Can a free electron absorb a photon?
Short answer is no, it can't happen. There is no accepted mechanism for the strictly free electron to absorb a quanta of electromagnetic radiation.
How would the electron "hold on" to the photon? (Increase the electron energy perhaps?)
As far as we know, the electron has no substructure...
We say it can't happen because it violates simultaneous energy and momentum conservation.
Here's one (arguably unsatisfying) reason why:
This is a plot of the free electron and photon dispersion relations in free space, or how their energies look like at any given momentum. (The rules are set: if the particle has an energy, it has a specific momentum, and vice versa). Note that, because of the way the electrons dispersion relation is curvy shaped, there's just no way to take a given photon line and successfully slap it on the electrons curve.
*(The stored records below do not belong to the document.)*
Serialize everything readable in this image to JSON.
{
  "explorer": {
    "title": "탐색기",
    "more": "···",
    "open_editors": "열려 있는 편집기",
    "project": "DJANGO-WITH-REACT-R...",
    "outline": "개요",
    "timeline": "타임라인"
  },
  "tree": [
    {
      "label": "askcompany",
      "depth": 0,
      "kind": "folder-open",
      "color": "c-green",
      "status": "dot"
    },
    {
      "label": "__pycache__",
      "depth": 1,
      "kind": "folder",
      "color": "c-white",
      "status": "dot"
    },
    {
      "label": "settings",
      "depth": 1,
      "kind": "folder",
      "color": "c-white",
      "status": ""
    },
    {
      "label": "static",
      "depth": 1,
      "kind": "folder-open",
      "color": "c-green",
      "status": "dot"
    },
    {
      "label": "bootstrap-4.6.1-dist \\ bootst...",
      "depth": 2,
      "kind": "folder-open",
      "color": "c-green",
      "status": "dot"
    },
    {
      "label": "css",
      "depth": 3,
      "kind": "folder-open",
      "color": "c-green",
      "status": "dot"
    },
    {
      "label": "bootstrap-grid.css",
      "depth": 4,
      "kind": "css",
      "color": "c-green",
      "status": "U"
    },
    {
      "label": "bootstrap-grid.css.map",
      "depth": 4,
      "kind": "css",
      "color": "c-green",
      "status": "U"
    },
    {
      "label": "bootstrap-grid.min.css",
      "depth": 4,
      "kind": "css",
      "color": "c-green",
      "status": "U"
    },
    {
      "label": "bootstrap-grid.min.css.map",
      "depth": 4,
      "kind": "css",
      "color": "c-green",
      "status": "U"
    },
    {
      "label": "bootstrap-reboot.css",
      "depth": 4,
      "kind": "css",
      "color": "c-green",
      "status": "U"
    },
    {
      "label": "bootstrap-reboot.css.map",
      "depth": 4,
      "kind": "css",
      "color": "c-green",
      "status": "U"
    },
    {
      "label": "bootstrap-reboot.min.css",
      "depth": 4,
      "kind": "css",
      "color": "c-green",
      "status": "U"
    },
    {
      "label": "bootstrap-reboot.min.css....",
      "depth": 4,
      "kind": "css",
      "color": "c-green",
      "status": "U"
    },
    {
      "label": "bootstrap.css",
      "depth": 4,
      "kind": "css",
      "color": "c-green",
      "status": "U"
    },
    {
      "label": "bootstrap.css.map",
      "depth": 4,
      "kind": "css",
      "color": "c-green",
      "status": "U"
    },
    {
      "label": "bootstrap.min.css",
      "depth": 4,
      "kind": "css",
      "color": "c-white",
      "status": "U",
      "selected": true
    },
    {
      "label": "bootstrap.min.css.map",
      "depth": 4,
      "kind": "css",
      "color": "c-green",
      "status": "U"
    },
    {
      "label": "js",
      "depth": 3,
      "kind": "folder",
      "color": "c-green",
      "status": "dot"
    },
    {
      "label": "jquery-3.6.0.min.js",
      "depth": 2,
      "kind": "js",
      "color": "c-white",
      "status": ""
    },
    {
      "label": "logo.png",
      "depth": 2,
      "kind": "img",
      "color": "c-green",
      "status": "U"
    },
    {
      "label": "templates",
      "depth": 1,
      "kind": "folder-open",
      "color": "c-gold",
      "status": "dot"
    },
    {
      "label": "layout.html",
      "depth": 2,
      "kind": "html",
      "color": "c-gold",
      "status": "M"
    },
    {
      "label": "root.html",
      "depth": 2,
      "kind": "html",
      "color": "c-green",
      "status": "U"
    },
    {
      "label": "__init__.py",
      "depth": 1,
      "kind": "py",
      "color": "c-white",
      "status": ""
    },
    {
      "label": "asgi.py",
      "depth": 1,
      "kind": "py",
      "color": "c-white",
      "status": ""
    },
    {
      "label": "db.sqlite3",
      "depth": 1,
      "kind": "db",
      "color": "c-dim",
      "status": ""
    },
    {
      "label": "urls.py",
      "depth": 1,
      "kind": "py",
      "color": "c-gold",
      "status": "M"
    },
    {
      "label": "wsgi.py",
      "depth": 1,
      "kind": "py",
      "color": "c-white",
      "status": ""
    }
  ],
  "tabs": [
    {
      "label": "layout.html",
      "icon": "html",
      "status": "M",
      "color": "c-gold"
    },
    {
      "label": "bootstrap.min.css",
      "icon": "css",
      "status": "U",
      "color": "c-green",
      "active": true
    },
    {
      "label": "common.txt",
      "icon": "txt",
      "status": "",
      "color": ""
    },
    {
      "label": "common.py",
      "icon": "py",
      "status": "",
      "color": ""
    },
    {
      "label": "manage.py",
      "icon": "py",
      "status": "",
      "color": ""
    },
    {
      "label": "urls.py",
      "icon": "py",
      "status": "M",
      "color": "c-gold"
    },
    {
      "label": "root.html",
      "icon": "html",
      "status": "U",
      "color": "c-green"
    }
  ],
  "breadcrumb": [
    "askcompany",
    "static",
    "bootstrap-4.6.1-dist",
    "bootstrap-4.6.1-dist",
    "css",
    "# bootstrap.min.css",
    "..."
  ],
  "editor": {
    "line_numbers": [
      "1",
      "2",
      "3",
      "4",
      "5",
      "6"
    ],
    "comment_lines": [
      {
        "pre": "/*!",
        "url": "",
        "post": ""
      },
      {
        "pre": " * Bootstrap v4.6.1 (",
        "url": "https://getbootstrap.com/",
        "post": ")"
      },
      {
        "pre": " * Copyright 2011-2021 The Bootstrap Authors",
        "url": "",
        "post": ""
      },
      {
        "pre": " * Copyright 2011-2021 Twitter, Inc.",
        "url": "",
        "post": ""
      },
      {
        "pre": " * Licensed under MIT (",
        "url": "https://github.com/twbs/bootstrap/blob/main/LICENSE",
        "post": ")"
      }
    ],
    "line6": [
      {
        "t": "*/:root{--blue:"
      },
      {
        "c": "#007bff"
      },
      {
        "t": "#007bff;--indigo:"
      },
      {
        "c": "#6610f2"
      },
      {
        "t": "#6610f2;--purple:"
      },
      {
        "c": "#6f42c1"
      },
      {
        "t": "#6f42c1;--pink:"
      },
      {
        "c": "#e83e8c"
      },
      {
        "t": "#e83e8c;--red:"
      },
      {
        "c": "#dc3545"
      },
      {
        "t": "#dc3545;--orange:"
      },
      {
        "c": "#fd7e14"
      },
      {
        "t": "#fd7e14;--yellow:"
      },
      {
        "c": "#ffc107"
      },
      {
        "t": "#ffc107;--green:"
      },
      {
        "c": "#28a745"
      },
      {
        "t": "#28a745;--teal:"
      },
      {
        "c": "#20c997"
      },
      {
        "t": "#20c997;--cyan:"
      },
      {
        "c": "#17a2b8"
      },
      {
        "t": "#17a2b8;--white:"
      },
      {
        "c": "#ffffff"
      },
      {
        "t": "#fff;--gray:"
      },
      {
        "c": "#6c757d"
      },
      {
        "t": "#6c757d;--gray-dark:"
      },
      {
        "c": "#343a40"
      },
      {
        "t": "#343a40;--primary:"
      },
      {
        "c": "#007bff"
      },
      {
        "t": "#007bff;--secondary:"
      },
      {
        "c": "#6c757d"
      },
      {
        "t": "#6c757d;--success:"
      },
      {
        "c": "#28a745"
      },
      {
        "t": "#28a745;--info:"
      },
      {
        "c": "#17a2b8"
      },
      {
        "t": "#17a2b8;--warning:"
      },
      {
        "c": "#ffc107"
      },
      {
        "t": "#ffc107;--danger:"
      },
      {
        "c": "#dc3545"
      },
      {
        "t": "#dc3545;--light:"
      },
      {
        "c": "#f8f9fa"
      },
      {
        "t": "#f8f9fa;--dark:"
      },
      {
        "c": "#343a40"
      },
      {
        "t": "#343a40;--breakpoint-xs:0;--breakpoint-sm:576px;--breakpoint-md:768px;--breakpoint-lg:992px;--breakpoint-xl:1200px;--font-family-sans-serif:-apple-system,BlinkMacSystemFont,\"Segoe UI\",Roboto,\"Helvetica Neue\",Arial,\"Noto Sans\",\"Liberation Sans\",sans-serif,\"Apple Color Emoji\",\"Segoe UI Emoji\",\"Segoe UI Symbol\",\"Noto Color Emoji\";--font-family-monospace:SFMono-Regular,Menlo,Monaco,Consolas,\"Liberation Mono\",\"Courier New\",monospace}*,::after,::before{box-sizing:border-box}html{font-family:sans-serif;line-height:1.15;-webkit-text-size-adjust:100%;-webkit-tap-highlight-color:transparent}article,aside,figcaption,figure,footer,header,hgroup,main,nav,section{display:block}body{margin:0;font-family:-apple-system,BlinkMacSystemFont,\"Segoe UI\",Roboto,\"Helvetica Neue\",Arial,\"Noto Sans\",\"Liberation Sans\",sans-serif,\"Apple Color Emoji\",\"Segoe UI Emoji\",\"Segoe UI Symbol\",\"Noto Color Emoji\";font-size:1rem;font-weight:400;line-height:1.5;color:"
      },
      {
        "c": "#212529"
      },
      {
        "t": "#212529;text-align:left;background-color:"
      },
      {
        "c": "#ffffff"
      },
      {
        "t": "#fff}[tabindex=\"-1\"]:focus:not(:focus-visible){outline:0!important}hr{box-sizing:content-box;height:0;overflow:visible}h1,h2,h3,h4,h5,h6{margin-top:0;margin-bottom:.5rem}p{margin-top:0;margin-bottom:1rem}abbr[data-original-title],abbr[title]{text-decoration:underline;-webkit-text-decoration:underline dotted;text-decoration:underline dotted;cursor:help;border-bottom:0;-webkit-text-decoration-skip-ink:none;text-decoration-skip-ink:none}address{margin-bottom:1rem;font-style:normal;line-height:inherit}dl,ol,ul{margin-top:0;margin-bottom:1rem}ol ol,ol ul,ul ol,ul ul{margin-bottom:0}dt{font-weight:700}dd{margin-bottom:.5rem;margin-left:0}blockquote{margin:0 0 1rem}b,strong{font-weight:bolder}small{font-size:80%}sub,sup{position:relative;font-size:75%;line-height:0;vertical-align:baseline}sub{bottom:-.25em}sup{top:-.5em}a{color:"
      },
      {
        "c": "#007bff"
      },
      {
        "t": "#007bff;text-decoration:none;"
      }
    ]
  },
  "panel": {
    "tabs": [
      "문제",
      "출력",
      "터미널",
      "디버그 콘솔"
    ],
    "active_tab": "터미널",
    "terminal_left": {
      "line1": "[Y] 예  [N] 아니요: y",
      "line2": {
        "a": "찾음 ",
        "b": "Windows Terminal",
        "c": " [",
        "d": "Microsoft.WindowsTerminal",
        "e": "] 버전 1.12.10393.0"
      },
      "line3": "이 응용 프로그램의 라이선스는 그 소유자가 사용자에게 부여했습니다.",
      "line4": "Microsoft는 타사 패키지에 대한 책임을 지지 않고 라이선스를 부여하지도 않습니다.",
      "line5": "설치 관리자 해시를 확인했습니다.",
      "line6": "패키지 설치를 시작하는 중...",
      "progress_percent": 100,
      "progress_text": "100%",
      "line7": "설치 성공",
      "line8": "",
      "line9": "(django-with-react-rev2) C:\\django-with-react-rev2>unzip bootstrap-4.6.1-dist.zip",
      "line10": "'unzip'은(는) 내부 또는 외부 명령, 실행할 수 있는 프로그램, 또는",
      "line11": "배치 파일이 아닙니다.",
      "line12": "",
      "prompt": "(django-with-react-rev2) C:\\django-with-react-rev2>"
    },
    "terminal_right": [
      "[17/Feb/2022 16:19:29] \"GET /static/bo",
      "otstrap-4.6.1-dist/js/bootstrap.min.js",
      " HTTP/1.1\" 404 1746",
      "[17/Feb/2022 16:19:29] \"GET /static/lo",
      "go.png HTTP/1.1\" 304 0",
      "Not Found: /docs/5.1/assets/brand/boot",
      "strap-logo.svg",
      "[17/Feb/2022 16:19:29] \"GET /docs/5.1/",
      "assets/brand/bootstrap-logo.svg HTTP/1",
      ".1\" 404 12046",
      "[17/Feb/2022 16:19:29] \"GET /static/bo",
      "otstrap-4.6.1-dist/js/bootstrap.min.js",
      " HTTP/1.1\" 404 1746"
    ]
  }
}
It always comes up short.
So the electron can't be at some energy/momentum, then fully absorb a photon and jump up to some higher energy/momentum point on the curve.
In fact, the momentum amount it comes up short by, delta p, equals hbar omega over the electron velocity.
The main consequence of all this is that a 3rd body is required nearby to provide momentum - this is where the bound electron can absorb and emit photons all day long, jumping up and down electron energy levels.
If no 3rd body is present, free electron sees the photon, get's jiggled as it passes, but then returns to exactly what it was doing after the photon is gone. No NET absorption happens, as far as we know.